People were asked to report their travel history for the past 14 days, including possible trips to multiple countries. Due to the magnitude of the COVID-19 outbreak, this quickly became impractical in severely affected regions, and the strategy changed to only record data on confirmed cases and inform their high-risk contacts (phase 2) with ongoing active search. cases in fewer affected regions. The PHS informed the Netherlands National Public Health Authority (RIVM) of all laboratory-confirmed cases. There, a national registry of cases was maintained in which a contact matrix of the first 250 cases was maintained.
- Selection of samples
In the first phase, all the samples were selected for sequencing, reflecting the cases associated with travel and their contacts. In the second phase, priority was given to patients identified through better case finding by testing hospitalized patients with severe acute respiratory infections and continually sequencing new incursions. In the third phase, the epidemic began to expand exponentially and sequencing was carried out to continue monitoring the evolution of the outbreak. According to the national testing policy, a substantial proportion of the newly sequenced cases were TS (20%).
- SARS-CoV-2 diagnosis
Clinical samples were collected and the focal distemper virus was added as an internal nucleic acid (NA) extraction control to the supernatant. Clinical samples included oropharyngeal and nasopharyngeal swabs, bronchoalveolar lavage, and sputum.
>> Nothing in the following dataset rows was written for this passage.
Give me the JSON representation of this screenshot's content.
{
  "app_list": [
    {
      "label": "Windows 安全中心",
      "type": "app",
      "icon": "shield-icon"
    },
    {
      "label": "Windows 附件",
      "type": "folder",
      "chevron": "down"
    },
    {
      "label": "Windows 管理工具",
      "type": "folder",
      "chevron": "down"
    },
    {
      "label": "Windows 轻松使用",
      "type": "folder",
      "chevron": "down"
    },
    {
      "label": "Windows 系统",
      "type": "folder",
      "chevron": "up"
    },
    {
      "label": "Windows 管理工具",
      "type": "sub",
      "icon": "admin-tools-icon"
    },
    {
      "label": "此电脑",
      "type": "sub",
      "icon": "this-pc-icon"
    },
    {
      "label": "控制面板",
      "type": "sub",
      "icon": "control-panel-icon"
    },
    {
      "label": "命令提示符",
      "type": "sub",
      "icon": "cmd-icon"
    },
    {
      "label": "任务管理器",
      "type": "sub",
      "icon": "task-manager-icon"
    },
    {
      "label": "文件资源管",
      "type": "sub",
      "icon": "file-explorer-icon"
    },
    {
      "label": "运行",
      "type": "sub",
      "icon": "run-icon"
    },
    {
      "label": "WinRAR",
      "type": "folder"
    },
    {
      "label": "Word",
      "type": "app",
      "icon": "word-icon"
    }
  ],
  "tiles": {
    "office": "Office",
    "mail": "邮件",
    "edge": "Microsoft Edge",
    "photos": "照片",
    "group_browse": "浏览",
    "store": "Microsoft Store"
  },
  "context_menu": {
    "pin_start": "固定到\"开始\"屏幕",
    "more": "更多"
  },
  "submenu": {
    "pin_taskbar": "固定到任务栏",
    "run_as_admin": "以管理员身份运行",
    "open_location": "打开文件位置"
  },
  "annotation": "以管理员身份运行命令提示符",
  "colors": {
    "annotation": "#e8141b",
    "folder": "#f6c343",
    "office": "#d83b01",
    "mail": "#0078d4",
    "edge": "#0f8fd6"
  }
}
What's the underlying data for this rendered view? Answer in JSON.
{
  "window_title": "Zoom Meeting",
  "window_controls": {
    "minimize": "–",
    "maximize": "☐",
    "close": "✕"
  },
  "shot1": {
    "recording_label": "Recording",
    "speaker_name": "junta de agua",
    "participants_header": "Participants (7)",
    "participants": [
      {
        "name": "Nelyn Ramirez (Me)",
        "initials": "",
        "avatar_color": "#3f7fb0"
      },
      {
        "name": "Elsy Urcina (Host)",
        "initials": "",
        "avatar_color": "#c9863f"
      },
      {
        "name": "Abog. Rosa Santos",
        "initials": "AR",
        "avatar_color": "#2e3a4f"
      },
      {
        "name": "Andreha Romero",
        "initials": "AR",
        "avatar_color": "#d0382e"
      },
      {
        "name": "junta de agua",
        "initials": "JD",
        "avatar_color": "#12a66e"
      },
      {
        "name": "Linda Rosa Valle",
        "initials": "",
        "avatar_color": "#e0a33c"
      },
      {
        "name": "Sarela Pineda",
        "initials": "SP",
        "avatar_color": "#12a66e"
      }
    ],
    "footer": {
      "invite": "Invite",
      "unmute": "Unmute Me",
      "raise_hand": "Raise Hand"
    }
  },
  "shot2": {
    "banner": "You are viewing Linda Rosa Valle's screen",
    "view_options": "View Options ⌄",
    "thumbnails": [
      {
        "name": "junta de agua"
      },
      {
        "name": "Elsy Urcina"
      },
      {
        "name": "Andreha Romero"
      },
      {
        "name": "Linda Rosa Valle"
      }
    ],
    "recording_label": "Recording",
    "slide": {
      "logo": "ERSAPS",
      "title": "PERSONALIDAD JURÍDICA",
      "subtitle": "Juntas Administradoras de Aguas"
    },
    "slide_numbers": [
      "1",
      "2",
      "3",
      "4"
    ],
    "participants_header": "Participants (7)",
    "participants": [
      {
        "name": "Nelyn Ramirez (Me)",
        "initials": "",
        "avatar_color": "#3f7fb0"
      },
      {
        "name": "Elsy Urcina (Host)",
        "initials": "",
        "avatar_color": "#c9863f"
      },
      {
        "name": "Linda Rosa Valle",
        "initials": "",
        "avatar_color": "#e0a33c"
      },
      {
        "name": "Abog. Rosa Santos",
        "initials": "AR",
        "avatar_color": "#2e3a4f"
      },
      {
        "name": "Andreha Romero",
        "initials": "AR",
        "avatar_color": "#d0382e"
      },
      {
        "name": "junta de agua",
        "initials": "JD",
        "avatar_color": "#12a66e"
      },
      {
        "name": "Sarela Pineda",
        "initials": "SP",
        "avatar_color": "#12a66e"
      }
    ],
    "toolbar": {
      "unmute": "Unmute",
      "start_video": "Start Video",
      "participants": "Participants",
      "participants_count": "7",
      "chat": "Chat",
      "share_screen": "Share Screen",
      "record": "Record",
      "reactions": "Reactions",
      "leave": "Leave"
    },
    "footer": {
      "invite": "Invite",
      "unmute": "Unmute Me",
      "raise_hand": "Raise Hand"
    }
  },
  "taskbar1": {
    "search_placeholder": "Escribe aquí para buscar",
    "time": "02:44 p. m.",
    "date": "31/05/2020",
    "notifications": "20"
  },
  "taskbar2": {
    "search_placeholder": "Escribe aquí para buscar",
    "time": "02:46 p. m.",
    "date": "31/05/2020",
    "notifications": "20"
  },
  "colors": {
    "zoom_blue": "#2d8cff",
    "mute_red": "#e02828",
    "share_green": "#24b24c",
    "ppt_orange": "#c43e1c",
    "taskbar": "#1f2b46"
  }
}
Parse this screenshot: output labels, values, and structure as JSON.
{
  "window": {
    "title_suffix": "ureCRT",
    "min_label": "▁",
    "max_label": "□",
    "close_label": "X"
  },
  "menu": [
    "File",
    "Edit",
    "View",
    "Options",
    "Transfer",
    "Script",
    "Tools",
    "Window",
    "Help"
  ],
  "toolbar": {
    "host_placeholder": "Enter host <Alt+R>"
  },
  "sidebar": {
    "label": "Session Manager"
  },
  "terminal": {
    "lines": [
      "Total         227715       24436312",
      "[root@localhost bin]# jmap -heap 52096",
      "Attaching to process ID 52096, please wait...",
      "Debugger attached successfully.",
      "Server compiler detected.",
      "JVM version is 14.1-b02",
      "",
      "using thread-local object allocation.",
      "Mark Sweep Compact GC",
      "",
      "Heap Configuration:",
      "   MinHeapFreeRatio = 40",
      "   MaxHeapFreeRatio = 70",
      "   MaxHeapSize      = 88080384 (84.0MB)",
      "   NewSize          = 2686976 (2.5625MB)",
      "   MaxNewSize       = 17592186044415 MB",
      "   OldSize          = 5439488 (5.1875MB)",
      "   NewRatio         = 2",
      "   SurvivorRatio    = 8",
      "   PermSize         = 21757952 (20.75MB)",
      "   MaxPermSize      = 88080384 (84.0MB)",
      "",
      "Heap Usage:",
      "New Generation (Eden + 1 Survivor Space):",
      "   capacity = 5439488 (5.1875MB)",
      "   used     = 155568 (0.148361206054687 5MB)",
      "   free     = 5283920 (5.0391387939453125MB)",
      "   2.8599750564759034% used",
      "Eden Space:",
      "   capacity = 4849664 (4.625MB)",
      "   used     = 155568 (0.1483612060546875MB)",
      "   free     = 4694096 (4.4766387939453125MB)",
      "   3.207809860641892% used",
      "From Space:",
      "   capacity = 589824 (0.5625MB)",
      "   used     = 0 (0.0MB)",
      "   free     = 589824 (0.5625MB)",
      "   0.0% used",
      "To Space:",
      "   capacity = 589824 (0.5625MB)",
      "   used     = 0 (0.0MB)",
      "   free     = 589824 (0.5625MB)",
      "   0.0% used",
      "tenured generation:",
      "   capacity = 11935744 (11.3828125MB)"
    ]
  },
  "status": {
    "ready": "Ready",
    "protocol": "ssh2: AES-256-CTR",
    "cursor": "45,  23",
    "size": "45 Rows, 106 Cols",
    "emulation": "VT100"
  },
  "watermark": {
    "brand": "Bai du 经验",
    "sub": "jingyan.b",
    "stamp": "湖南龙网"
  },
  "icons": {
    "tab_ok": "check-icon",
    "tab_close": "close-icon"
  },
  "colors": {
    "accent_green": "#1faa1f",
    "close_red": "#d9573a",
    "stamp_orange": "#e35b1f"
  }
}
Total NA was extracted from the supernatant using Roche MagNA Pure systems. NA was screened for the presence of SARS-CoV-2 using real-time single-plex reverse-transcription PCR for the focal distemper virus, for the SARS-CoV-2 RdRp gene, and for the SARS-CoV gene.
- SARS-CoV-2 WGS
A SARS-CoV-2-specific multiplex PCR was performed for nanopore sequencing, similar to amplicon-based approaches as previously described. Briefly, primers for 89 overlapping genome-spanning amplicons were designed using primal. The length of the amplicon was established at 500 base pairs with an overlap of 75 base pairs between the different amplicons. Libraries were generated using Nanopore’s native barcode kits (EXP-NBD104, EXP-NBD114 and SQK-LSK109) and sequenced in a cell of R9.4 stream multiplexing up to 24 samples per sequence run.
- Phylogenetic analysis
All available complete SARS-CoV-2 genomes were retrieved from GISAID on March 22, 2020, and aligned to the Dutch SARS-CoV-2 sequences from this study using MUSCLE. Sequences with> 10% “N” were excluded. The alignment was manually checked for discrepancies, after which IQ-TREE26 was used to perform a maximum likelihood phylogenetic analysis under the GTR + F + I + G4 model as the best-predicted model using the ultrafast start option with 1,000. repetitions. Phylogenetic trees were visualized using custom Python and Baltic scripts.